I don’t know how you’re feeling about it but, four games in, I’m finding that I’m settling into the rhythm of these European weeks rather comfortably, the routine now taking a regular and pleasingly familiar shape.
There’s a clear Monday night to relax, allow the events of the weekend to subside (the 3-1 victory over Crystal Palace in this case), contemplate the challenge ahead and generally take stock. And then there’s two further evenings of slow and gentle build-up – the undercard, if you will, in the form of the Champions League fixtures.
And then finally, with your appetite thoroughly whetted, and right when you need it, there’s the main attraction on the Thursday, which is where we are now – specifically about to play BATE Borisov of Belarus in the early evening kick-off in the Europa League.

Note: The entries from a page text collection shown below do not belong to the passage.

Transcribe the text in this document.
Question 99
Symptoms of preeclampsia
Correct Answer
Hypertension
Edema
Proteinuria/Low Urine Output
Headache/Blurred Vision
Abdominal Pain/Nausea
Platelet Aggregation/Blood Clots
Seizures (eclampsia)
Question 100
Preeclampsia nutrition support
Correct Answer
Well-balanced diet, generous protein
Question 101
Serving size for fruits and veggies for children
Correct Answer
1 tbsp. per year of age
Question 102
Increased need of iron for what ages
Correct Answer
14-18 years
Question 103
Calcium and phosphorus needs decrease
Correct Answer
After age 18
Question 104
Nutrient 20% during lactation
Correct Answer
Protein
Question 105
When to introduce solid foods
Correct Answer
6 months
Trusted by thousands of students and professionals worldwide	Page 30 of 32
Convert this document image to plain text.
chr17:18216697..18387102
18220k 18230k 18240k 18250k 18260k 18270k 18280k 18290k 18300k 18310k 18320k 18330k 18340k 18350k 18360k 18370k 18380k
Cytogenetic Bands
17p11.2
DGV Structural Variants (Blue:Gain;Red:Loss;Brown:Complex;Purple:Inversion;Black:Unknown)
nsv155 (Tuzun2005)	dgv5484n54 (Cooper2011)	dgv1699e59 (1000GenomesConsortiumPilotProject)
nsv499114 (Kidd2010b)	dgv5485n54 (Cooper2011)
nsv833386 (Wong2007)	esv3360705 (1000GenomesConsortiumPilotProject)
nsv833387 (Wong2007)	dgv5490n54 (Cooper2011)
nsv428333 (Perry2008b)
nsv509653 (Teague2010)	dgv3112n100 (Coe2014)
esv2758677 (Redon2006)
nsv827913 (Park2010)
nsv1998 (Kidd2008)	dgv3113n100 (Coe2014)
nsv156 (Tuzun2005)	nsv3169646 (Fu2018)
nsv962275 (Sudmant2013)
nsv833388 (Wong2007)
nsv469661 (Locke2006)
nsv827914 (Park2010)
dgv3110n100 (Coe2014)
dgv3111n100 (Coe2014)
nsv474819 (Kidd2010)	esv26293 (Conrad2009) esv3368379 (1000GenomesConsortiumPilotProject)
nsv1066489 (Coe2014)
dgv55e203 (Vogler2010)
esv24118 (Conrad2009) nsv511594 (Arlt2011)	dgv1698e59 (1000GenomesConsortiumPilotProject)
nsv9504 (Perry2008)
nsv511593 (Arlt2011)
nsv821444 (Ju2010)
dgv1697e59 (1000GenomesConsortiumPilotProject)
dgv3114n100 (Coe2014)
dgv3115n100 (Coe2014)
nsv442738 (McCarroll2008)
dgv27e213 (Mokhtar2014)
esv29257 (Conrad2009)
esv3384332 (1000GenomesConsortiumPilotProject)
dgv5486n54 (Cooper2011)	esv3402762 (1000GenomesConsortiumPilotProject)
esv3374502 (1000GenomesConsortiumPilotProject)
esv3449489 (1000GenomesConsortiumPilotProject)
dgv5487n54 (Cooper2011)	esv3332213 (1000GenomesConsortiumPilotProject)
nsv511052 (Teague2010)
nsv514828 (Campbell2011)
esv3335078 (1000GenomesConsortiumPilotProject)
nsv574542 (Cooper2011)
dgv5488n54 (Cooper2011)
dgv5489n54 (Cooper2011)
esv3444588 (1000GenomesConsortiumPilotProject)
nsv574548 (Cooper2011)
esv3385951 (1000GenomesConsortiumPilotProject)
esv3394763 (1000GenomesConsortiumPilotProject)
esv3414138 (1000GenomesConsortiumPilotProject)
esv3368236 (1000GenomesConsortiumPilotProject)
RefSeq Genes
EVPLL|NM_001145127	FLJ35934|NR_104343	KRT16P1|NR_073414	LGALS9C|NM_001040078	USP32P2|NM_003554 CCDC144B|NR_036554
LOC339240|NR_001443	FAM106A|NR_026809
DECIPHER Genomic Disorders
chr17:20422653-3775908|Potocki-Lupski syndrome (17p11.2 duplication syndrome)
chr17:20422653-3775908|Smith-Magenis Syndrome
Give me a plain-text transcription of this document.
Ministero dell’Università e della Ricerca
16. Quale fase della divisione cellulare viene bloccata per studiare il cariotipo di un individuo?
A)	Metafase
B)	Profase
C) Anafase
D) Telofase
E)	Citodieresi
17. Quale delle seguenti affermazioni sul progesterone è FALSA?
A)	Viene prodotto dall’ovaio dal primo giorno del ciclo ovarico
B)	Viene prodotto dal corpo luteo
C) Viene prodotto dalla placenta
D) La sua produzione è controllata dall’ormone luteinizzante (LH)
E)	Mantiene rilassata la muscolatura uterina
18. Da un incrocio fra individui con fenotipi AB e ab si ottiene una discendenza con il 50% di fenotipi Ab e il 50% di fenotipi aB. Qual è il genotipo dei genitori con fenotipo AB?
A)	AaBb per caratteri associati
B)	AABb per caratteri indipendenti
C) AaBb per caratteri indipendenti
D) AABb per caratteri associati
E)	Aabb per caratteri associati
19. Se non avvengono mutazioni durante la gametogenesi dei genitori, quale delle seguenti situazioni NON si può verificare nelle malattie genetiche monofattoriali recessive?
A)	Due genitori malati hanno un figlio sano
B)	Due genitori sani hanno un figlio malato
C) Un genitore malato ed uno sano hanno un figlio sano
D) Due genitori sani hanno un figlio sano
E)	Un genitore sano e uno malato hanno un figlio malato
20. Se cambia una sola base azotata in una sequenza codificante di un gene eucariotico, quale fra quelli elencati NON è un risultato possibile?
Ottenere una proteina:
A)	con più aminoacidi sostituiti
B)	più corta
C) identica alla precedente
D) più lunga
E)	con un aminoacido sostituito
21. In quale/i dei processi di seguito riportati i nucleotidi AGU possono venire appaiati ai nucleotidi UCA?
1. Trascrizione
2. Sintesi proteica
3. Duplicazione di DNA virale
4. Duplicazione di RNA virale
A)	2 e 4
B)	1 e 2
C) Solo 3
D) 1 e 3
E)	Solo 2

And if you’re longing for some serious action at this point, it would be no surprise because the Champions League undercard this week has utterly spoiled us for slapstick – a whole catalogue of clown-car moments across the two nights. Which is great, of course, especially if, like me, you really love Laurel and Hardy, though there comes a point eventually where you want to rest your aching sides and cry ‘Enough! Let’s have some proper football now.’
For instance, there was that incident during Manchester City’s demolition of Shakhtar Donetsk when Raheem Sterling sped into the penalty area, accidentally caught the front end of his foot in the turf and went down like an elderly person over-burdened by shopping bags. The fact that there was nobody close enough to Sterling at this point even to poke him with a long stick did not deter the referee from immediately awarding City a penalty – a misreading of the situation so blatant that you didn’t know whether to laugh or launch an investigation into spot-fixing.
Meanwhile it was hard to say which was the more comical last-minute winner scored by an English side this week: Manchester United’s absurd, slow-motion pile-up at the back post in Turin last night – not so much a goal, more a pinball machine on tilt; or Harry Kane’s double-deflected header for Tottenham at home to PSV on Tuesday, which seemed to have very little to do with football at all and looked instead like a slow-motion replay of the after-effects of a knot coming undone on a balloon.
Adding to the carnival, the Spurs game took place on a Wembley pitch that was still bruised and mashed following a recent visit from the NFL – a patchwork of brown strips and faded tattoos which made the surface seem almost as mistreated as it did for Chelsea’s FA Cup final of 1970.
And if that wasn’t comedy enough, we’ve also been treated to the sight of Cristiano Ronaldo showing the world how to celebrate a goal against a former club (Manchester United). Now, in some ways that was a straightforwardly good thing, because there is a whole raft of unnecessary sensitivities around this area nowadays (I wrote about it here last week, with regard to our own Frank Lampard). So let’s at least hand it to Ronaldo for pointing the way to qualm-free self-expression during a moment of discomfort for former team mates and once-cherished supporters - the chest-bumps, the overhead clapping etc.
But the act which really caught the eye was the sprint away to the corner flag, culminating in Ronaldo lifting up his shirt to stretch his impressively chiselled six-pack in the direction of the friends and family section, as you do.
Funny old game, though, no? The ref can yellow-card you for revealing a solemn slogan on a t-shirt in the wake of a widely-felt club bereavement, but he can’t touch you for wilfully exposing your stomach-muscles in a built-up area – not even if you’re out of condition and bit blobby, which, of course, Ronaldo emphatically isn’t.
Like I said, though, enough is enough, so bring on tonight’s encounter. Predictions are a mug’s game, but I feel justified in stating this much at least: that, whatever else happens, it will be a relief to me to watch a match in which, most likely, nobody will stub their toe and get given a penalty for it.
To watch a match in which a late free-kick almost certainly won’t ricochet off two attackers and at least three defenders on its comical path into the net.
And to watch a match in which nobody will celebrate a goal by pointing their stomach at their nearest and dearest.
I realise we’re meant to be longing for the higher ground, but sometimes it feels a touch more real down here in the Europa League.